The Sui blockchain, marketed as one of the fastest and most reliable Layer-1 networks, suffered two back-to-back outages on May 28 and 29, 2026, stopping block production for a combined 9.5 hours. The incidents were traced to crash bugs in its recent 1.72 software upgrade, which introduced a new address balances feature that malfunctioned with the network’s gas charging logic. While no funds were lost and the chain was not compromised, the events undercut Sui’s core promise of rock-solid uptime.
The price of SUI fell roughly 13% shortly after the outages, and over the past week, the token is down about 17%, trading near $0.87—a steep decline from its all-time high of $5.35 in January 2025. The network validators deployed an interim patch after the first outage, but when a second incident struck the next day, the team rushed out what it describes as a permanent fix. A detailed post-mortem has been promised and will be critical to rebuilding developer and institutional confidence.
The damage goes beyond price.
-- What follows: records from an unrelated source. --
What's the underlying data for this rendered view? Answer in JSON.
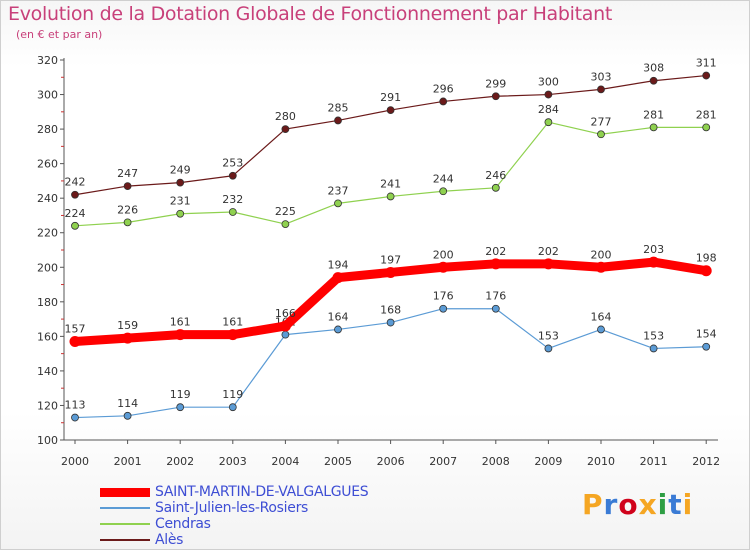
{
  "header": {
    "title": "Evolution de la Dotation Globale de Fonctionnement par Habitant",
    "subtitle": "(en € et par an)"
  },
  "chart_data": {
    "type": "line",
    "x": [
      "2000",
      "2001",
      "2002",
      "2003",
      "2004",
      "2005",
      "2006",
      "2007",
      "2008",
      "2009",
      "2010",
      "2011",
      "2012"
    ],
    "ylim": [
      100,
      320
    ],
    "yticks": [
      "100",
      "120",
      "140",
      "160",
      "180",
      "200",
      "220",
      "240",
      "260",
      "280",
      "300",
      "320"
    ],
    "grid": false,
    "legend_position": "bottom-left",
    "series": [
      {
        "name": "SAINT-MARTIN-DE-VALGALGUES",
        "color": "#ff0000",
        "values": [
          157,
          159,
          161,
          161,
          166,
          194,
          197,
          200,
          202,
          202,
          200,
          203,
          198
        ]
      },
      {
        "name": "Saint-Julien-les-Rosiers",
        "color": "#5b9bd5",
        "values": [
          113,
          114,
          119,
          119,
          161,
          164,
          168,
          176,
          176,
          153,
          164,
          153,
          154
        ]
      },
      {
        "name": "Cendras",
        "color": "#8fd14f",
        "values": [
          224,
          226,
          231,
          232,
          225,
          237,
          241,
          244,
          246,
          284,
          277,
          281,
          281
        ]
      },
      {
        "name": "Alès",
        "color": "#6b1a1a",
        "values": [
          242,
          247,
          249,
          253,
          280,
          285,
          291,
          296,
          299,
          300,
          303,
          308,
          311
        ]
      }
    ]
  },
  "logo": {
    "text": "Proxiti",
    "colors": [
      "#f5a623",
      "#3a7bd5",
      "#d0021b",
      "#f5a623",
      "#2e9e44",
      "#3a7bd5",
      "#f5a623"
    ]
  }
}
Sui was built by former Meta engineers around parallel transaction execution, and its reliability was the key differentiator against competitors like Solana, which has a history of outages. Two halts in 48 hours transformed a technical bug into a reputational hit. As analysts note, for a chain that sells speed and uptime, any sign of instability can make developers and institutions hesitate.
In separate news, TRON (TRX) traded near $0.3483 with a market cap around $33 billion, finding support at technical levels. BlockDAG also announced plans for a stablecoin and buyback-and-burn mechanism, but these are unverified project claims.